WinGate VPN is a full VPN solution; not a 'simple software firewall'. I'm reasonably sure your firewall can do port forwarding, and maybe that's sufficient for your needs. Is that encrypted though? Or does it mean anybody connecting to port xyz on your public IP will be able to browse your network?
To setup a VPN you need a machine hosting the VPN and, from your remote network, another joining in to the VPN. Those two establish an encrypted connection and exchange information about the networks before establishing an encrypted data tunnel between them. They act as 'marshallers' for the network traffic across the encrypted VPN link.
It is for the connection to reach the machine that acts as 'arbiter' on the VPN that you need the port forwarding setup - so your router/firewall does not block the VPN traffic to the other machine.
Now, once those two machines have negotiated the encrypted connection - you need to be able to tell the machines on your network how to access the VPN. Otherwise, how do you expect them to be able to use it? So, that is why you need to tell the client machines that the VPN Endpoints (Marshallers / arbiters / hoster / joiner) is the gateway for the remote network.
In normal setups, the machine providing VPN functionality is also the internet gateway.
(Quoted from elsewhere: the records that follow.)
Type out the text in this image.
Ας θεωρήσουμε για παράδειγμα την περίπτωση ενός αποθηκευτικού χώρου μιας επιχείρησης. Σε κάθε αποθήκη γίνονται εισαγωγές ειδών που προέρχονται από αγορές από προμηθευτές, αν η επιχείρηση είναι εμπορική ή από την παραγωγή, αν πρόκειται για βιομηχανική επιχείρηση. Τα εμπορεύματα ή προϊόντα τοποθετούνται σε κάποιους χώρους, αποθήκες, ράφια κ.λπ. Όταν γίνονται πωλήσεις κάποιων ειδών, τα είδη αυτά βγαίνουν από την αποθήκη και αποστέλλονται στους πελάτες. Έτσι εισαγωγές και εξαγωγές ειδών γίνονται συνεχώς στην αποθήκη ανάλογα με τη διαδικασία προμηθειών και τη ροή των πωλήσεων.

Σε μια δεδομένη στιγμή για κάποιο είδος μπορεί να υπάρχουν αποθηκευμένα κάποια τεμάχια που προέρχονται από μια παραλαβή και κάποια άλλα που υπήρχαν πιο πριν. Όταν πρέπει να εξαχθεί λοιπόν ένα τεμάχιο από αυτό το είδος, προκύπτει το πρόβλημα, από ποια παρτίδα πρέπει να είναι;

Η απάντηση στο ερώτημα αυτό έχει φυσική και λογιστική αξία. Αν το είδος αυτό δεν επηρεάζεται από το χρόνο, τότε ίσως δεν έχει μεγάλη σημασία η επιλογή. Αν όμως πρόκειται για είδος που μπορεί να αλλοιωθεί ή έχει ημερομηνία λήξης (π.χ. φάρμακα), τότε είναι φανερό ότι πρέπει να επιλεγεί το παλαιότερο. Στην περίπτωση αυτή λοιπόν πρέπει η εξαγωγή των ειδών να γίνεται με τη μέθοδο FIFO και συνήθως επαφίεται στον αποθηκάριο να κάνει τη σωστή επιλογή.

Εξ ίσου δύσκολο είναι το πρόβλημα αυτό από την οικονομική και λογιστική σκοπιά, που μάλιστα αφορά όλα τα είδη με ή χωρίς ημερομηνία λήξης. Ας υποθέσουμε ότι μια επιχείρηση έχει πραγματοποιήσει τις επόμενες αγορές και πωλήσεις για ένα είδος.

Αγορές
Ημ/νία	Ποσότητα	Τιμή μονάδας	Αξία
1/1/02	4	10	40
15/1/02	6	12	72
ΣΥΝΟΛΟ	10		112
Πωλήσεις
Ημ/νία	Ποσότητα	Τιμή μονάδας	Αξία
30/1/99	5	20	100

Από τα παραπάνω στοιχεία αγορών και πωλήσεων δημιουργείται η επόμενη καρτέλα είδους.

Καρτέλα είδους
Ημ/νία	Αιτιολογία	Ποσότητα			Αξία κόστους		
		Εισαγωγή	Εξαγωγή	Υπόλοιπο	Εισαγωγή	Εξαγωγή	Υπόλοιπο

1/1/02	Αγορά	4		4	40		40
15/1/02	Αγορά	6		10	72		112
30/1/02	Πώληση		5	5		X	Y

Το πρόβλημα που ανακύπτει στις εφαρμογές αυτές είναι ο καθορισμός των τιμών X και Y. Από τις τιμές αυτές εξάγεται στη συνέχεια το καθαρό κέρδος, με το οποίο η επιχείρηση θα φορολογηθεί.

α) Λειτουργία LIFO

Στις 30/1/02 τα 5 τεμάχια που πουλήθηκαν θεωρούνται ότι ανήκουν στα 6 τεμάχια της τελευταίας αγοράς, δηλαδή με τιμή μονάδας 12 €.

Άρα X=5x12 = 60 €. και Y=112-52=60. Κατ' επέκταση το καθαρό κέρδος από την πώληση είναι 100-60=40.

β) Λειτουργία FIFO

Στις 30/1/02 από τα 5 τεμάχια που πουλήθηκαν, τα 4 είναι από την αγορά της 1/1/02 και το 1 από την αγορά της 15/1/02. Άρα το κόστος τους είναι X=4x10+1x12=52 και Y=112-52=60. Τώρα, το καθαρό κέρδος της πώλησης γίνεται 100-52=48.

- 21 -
Thus, setting the LAN client's default gateway to the VPN machine is the easiest solution.
However, your setup is not like that. So, you need to use one of the alternative methods. That can be to use RIP v 2; just install a listener on the client machines. The VPN Nodes broadcast RIP route updates, so your clients can catch those and are then able to participate in the VPN.
The second alternative is to setup a static route on each client machine to inform it that any traffic for the remote network should be route to the VPN machine. (Who will then encrypt and tunnel it to the remote network)
The document
http://www.wingate.com/files/VPN_Setup_Guide.pdf gives you details on how to setup the VPN and highlights a few different scenarios.
http://www.wingate.com/files/routing_paper_letter.pdf details routing and will explain some of the concepts involved. (The "why" of having to tell the rest of the network how to reach the remote network)
Bear in mind, when you posted to the forum is was between 3 and 5 'o' clock on a Sunday morning. We will get back to you, but, contrary to popular belief, software developers are human and also need to sleep.